Sometimes I felt as if we were playing at being grownups. At dinner one night, I ordered the special, not quite paying attention to the description. When the waiter brought the plate, a whole fish was posed there as if it were swimming. Trying to keep my cool and act adult, I gaped at it silently. Brian grinned at me, “You okay? You look horrified.”
“I don’t know if I can eat a meal that’s looking at me!”
He reached across the table and knocked it over with his fork, then put the lemon slice over its eye. “There you go,” he said. “Now it can’t see you.”
I smiled at him. Through the gentle teasing, he was taking care of me.
Neither of us quite knew how to handle romance. The day after Valentine’s Day, just weeks into our fledgling relationship, he shyly gave me a necklace with tiny diamonds—he’d been too nervous to give it to me on the day itself. The next day, he gave me the jewelry box that accompanied it; in the slots for photos he had put printouts of some of the art from the show we’d seen at the museum. It was the most romantic gesture anyone had ever made toward me, and though I am a long-term cynic about romantic love and have never believed in “love at first sight,” I knew I was already deeply involved. He talked of introducing me to his daughter, and admitted he had never let any other woman he had dated meet her.

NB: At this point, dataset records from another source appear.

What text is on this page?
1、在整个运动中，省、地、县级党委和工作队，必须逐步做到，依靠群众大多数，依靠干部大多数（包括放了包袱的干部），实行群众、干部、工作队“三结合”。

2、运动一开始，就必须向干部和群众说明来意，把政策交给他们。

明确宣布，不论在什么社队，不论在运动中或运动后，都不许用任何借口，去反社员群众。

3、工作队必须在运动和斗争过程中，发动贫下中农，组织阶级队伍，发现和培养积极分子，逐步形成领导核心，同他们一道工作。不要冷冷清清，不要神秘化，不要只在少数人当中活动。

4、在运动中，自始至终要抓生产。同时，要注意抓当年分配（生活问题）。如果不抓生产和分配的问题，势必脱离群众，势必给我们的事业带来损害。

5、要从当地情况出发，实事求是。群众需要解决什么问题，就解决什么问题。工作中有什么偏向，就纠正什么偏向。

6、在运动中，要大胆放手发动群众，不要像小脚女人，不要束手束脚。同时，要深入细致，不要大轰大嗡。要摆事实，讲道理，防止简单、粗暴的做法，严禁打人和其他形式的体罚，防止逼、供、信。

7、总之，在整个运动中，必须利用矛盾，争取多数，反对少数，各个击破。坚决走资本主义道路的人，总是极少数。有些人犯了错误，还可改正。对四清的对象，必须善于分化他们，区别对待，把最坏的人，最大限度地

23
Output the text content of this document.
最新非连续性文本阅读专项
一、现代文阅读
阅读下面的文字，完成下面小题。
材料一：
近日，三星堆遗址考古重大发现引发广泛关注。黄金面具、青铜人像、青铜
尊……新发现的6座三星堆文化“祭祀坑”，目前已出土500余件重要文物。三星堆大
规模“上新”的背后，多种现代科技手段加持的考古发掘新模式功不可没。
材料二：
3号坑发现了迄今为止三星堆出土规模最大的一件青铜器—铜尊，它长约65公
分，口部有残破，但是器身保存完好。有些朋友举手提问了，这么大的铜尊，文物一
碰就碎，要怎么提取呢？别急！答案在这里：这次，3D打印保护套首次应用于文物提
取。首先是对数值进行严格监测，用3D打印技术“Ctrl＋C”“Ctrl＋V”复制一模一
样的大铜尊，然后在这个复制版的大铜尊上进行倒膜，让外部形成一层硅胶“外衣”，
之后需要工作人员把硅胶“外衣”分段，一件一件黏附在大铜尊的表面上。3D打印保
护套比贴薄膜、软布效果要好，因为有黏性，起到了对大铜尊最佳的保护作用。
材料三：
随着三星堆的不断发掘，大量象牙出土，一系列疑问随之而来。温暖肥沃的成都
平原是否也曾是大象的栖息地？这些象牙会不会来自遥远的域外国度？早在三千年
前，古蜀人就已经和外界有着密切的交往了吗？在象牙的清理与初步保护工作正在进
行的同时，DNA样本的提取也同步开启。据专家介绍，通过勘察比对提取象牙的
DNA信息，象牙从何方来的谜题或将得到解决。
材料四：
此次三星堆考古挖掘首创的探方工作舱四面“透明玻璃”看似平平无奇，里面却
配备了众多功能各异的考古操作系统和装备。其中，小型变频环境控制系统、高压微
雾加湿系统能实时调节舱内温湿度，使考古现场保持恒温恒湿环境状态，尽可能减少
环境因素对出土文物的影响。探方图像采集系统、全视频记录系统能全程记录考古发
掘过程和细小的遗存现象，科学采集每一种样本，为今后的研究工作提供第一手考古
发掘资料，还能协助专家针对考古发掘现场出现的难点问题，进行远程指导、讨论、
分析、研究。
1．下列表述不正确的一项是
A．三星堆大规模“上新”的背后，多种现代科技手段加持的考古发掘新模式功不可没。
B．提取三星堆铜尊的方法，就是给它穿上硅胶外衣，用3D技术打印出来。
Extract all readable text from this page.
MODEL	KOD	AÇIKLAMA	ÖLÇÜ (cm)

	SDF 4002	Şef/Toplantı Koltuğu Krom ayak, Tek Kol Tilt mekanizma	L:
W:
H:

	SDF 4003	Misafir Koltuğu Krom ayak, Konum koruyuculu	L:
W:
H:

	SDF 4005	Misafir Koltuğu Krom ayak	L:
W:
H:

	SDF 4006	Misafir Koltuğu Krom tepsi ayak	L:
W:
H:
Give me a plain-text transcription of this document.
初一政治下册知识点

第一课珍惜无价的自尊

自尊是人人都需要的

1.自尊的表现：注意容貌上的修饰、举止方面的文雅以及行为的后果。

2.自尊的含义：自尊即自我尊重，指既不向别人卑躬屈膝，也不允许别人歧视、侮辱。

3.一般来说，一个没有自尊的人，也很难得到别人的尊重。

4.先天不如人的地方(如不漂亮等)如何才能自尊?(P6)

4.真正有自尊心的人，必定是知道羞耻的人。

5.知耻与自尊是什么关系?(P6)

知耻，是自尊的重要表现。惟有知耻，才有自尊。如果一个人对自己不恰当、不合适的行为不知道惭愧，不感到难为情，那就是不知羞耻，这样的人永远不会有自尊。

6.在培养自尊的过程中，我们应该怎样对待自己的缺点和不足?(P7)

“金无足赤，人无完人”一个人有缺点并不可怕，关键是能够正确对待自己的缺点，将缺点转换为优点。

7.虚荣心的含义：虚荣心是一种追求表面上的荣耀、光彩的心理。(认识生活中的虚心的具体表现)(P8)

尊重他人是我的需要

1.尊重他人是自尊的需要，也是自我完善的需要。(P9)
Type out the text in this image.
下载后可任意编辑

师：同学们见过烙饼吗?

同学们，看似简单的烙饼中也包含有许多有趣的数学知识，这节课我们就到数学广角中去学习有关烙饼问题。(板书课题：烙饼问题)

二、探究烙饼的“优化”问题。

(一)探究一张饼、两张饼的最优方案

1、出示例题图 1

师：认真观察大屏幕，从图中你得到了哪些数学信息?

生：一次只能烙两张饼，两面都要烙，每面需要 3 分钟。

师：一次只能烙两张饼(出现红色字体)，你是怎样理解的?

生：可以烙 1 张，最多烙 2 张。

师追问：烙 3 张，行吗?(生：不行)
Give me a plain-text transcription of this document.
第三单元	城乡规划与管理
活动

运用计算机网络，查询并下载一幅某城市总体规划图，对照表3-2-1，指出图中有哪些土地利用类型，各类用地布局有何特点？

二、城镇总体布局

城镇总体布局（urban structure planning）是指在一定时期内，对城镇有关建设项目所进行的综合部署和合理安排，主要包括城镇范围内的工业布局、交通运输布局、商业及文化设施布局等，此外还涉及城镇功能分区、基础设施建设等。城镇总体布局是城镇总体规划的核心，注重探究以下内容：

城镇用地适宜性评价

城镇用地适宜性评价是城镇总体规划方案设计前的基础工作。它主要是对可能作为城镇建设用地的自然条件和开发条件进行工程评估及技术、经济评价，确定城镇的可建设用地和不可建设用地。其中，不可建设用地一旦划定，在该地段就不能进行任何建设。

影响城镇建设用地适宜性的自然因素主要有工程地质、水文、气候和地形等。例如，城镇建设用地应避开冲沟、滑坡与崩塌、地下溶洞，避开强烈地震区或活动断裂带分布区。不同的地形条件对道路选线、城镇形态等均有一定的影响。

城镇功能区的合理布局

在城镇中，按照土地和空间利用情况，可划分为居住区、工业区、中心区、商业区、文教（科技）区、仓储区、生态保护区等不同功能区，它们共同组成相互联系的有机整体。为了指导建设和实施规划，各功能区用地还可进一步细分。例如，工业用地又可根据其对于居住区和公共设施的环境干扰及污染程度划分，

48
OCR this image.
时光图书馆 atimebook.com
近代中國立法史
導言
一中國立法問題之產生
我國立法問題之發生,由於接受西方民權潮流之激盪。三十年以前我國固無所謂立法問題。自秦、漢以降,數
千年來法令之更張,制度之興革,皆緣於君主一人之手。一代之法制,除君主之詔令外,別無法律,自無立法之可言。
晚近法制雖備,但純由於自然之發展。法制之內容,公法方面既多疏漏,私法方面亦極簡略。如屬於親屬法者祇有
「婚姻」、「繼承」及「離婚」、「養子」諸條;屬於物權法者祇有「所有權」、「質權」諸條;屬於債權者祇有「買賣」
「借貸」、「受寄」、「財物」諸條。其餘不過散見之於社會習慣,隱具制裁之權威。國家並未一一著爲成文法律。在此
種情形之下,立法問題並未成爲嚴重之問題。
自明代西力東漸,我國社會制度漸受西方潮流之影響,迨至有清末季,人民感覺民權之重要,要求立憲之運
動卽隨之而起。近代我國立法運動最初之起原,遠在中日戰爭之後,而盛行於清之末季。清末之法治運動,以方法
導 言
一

I FLEW OUT EAST with him to pick up his car and drive it home, meeting his parents for the first time. We spent time at his parents’ vacation home in St. Michael’s, Maryland, and then headed in to D.C. to visit Smithsonian museums and go to a follow-up appointment Brian had at Walter Reed before stopping in Philadelphia to spend time with Brian’s sister. While we were in D.C., I was excited about getting to have Ethiopian food again—in Clarksville, Tennessee, the Olive Garden was practically considered ethnic food.
“I have a confession to make,” Brian said. “Remember how when I was at Walter Reed, you suggested I go eat Ethiopian and I told you I did and it was good? Um, I wasn’t being entirely honest. I did go into an Ethiopian restaurant. But it looked weird. So all I had was the carrot cake.”
I laughed. “Really? Why did you lie?”
“I didn’t lie! I just wasn’t telling the whole truth.”
“Okay. Why weren’t you telling the whole truth?”
“I don’t know. I guess . . . I guess I wanted to impress you. I didn’t want to admit that it freaked me out, since you said you liked it.”
“That’s okay,” I said. “Let’s go try it together now.”
He didn’t like it, especially the spongy, slightly sour crepe-like injera bread. But he tried it. And we were happy, being there together.
We were wonderful together that month. As long as I was with him, another combat veteran, I felt normal: of course loud noises made us jump, crowds were uncomfortable, trash in the road might be an IED and could not possibly be driven over. We stayed up late together, often drinking, and slept half the day away—it was a long, lazy, relaxed vacation. Brian was infused with a heady gratitude for being alive and having a second chance. If there were signs of his cognitive and psychological injuries, I didn’t let myself see them. It was a glorious honeymoon period; everything seemed perfect. Within weeks, we were practically living with each other, spending nearly every night together at either his place or mine.
1. E-5 is the fifth enlisted rank, sergeant, in the Army; E-6 is the next rank up, staff sergeant.